CHANDIGARH
Less than 1% of adult malignancies are sarcomas, which are uncommon malignant or cancerous tumours. Blood arteries, nerves, muscles, and the tissues that surround bones and joints all contribute to its development in connective tissues and bones. Although it may affect anybody, those between the ages of 40 and 50 are more likely to experience it. The location and size of the tumour affect the sarcoma’s symptoms.
They often start as swelling in the affected extremity, which at first is usually painless before growing larger.

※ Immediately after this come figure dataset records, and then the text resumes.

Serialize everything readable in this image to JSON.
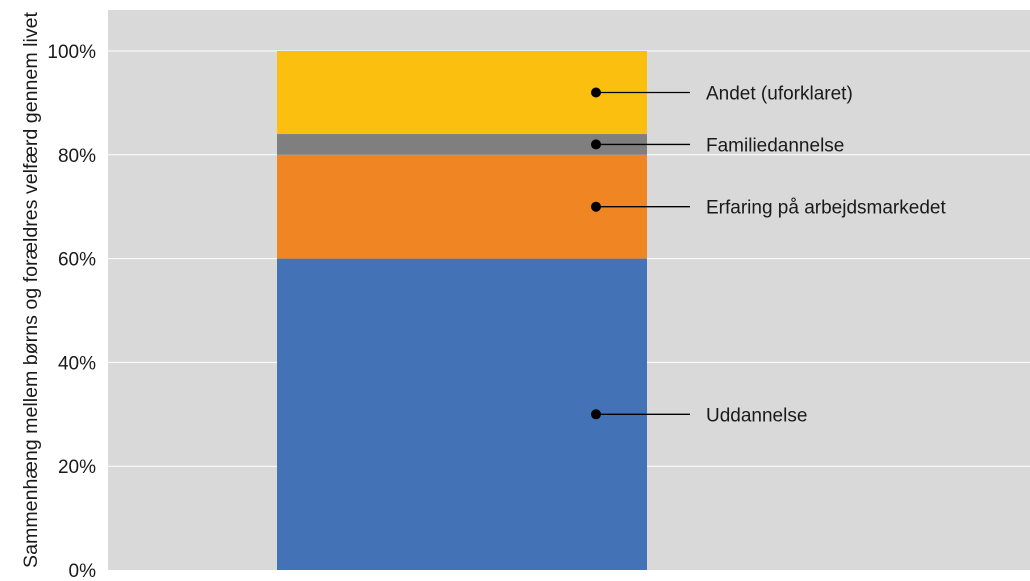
{
  "chart_data": {
    "type": "bar",
    "stacked": true,
    "ylabel": "Sammenhæng mellem børns og forældres velfærd gennem livet",
    "xlabel": "",
    "ylim": [
      0,
      100
    ],
    "yticks": [
      "0%",
      "20%",
      "40%",
      "60%",
      "80%",
      "100%"
    ],
    "ytick_values": [
      0,
      20,
      40,
      60,
      80,
      100
    ],
    "grid": true,
    "background": "#d9d9d9",
    "categories": [
      ""
    ],
    "series": [
      {
        "name": "Uddannelse",
        "values": [
          60
        ],
        "color": "#4472b6"
      },
      {
        "name": "Erfaring på arbejdsmarkedet",
        "values": [
          20
        ],
        "color": "#ef8523"
      },
      {
        "name": "Familiedannelse",
        "values": [
          4
        ],
        "color": "#7f7f7f"
      },
      {
        "name": "Andet (uforklaret)",
        "values": [
          16
        ],
        "color": "#fbbf0f"
      }
    ]
  }
}
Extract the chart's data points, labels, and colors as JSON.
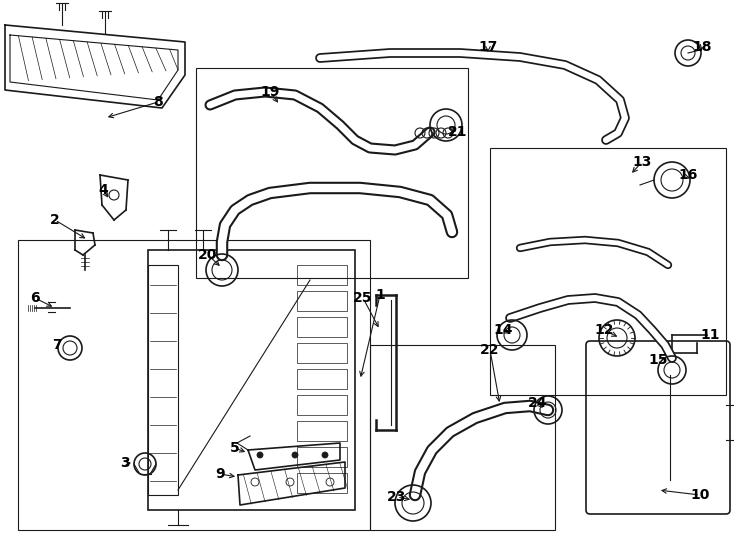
{
  "bg_color": "#ffffff",
  "line_color": "#1a1a1a",
  "fig_width": 7.34,
  "fig_height": 5.4,
  "dpi": 100
}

The oncologist states that as they frequently move to distant places, most often the lungs, and typically appear in advanced stages, pertinent examinations are needed before treatment planning.
RISK FACTORS
The risk factors for sarcomas are poorly understood, however they may include a number of genetic disorders including neurofibromatosis (NF1), also known as Von Recklinghausen’s disease, Li-Fraumeni syndrome (LFS), and retinoblastoma, which predispose for the development of this lethal illness (Rb).

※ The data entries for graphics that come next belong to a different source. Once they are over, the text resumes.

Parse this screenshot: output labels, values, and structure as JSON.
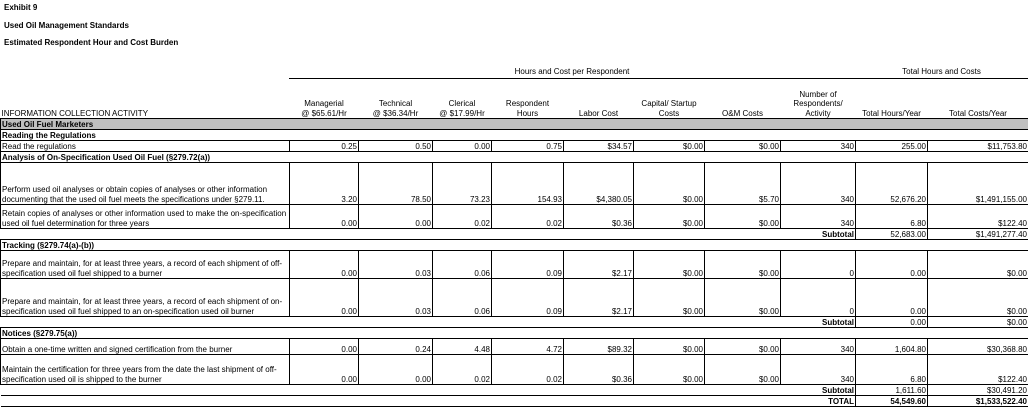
{
  "titles": [
    "Exhibit 9",
    "Used Oil Management Standards",
    "Estimated Respondent Hour and Cost Burden"
  ],
  "groups": {
    "per_respondent": "Hours and Cost per Respondent",
    "totals": "Total Hours and Costs"
  },
  "columns": [
    [
      "",
      "INFORMATION COLLECTION ACTIVITY"
    ],
    [
      "Managerial",
      "@ $65.61/Hr"
    ],
    [
      "Technical",
      "@ $36.34/Hr"
    ],
    [
      "Clerical",
      "@ $17.99/Hr"
    ],
    [
      "Respondent",
      "Hours"
    ],
    [
      "",
      "Labor Cost"
    ],
    [
      "Capital/ Startup",
      "Costs"
    ],
    [
      "",
      "O&M Costs"
    ],
    [
      "Number of Respondents/",
      "Activity"
    ],
    [
      "",
      "Total Hours/Year"
    ],
    [
      "",
      "Total Costs/Year"
    ]
  ],
  "category": "Used Oil Fuel Marketers",
  "sections": [
    {
      "title": "Reading the Regulations",
      "rows": [
        [
          "Read the regulations",
          "0.25",
          "0.50",
          "0.00",
          "0.75",
          "$34.57",
          "$0.00",
          "$0.00",
          "340",
          "255.00",
          "$11,753.80"
        ]
      ]
    },
    {
      "title": "Analysis of On-Specification Used Oil Fuel (§279.72(a))",
      "rows": [
        [
          "Perform used oil analyses or obtain copies of analyses or other information documenting that the used oil fuel meets the specifications under §279.11.",
          "3.20",
          "78.50",
          "73.23",
          "154.93",
          "$4,380.05",
          "$0.00",
          "$5.70",
          "340",
          "52,676.20",
          "$1,491,155.00"
        ],
        [
          "Retain copies of analyses or other information used to make the on-specification used oil fuel determination for three years",
          "0.00",
          "0.00",
          "0.02",
          "0.02",
          "$0.36",
          "$0.00",
          "$0.00",
          "340",
          "6.80",
          "$122.40"
        ]
      ],
      "subtotal": {
        "label": "Subtotal",
        "hours": "52,683.00",
        "costs": "$1,491,277.40"
      }
    },
    {
      "title": "Tracking (§279.74(a)-(b))",
      "rows": [
        [
          "Prepare and maintain, for at least three years, a record of each shipment of off-specification used oil fuel shipped to a burner",
          "0.00",
          "0.03",
          "0.06",
          "0.09",
          "$2.17",
          "$0.00",
          "$0.00",
          "0",
          "0.00",
          "$0.00"
        ],
        [
          "Prepare and maintain, for at least three years, a record of each shipment of on-specification used oil fuel shipped to an on-specification used oil burner",
          "0.00",
          "0.03",
          "0.06",
          "0.09",
          "$2.17",
          "$0.00",
          "$0.00",
          "0",
          "0.00",
          "$0.00"
        ]
      ],
      "subtotal": {
        "label": "Subtotal",
        "hours": "0.00",
        "costs": "$0.00"
      }
    },
    {
      "title": "Notices (§279.75(a))",
      "rows": [
        [
          "Obtain a one-time written and signed certification from the burner",
          "0.00",
          "0.24",
          "4.48",
          "4.72",
          "$89.32",
          "$0.00",
          "$0.00",
          "340",
          "1,604.80",
          "$30,368.80"
        ],
        [
          "Maintain the certification for three years from the date the last shipment of off-specification used oil is shipped to the burner",
          "0.00",
          "0.00",
          "0.02",
          "0.02",
          "$0.36",
          "$0.00",
          "$0.00",
          "340",
          "6.80",
          "$122.40"
        ]
      ],
      "subtotal": {
        "label": "Subtotal",
        "hours": "1,611.60",
        "costs": "$30,491.20"
      }
    }
  ],
  "total": {
    "label": "TOTAL",
    "hours": "54,549.60",
    "costs": "$1,533,522.40"
  }
}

“Kaposi sarcoma, in particular, is most likely to develop in adults with AIDS.
TREATMENT
“A multidisciplinary team, including among others a surgical oncologist, radiation oncologist, medical oncologist, radiologist, pathologist, psychologist, and geneticist, must be involved in the care of sarcoma. Surgery, chemotherapy, and radiation therapy are available as forms of treatment, with the order of these based on the disease’s stage. If the signs are not ignored and early help is sought in a facility with experience with this group of neoplasms, the sarcoma can be handled, expert says.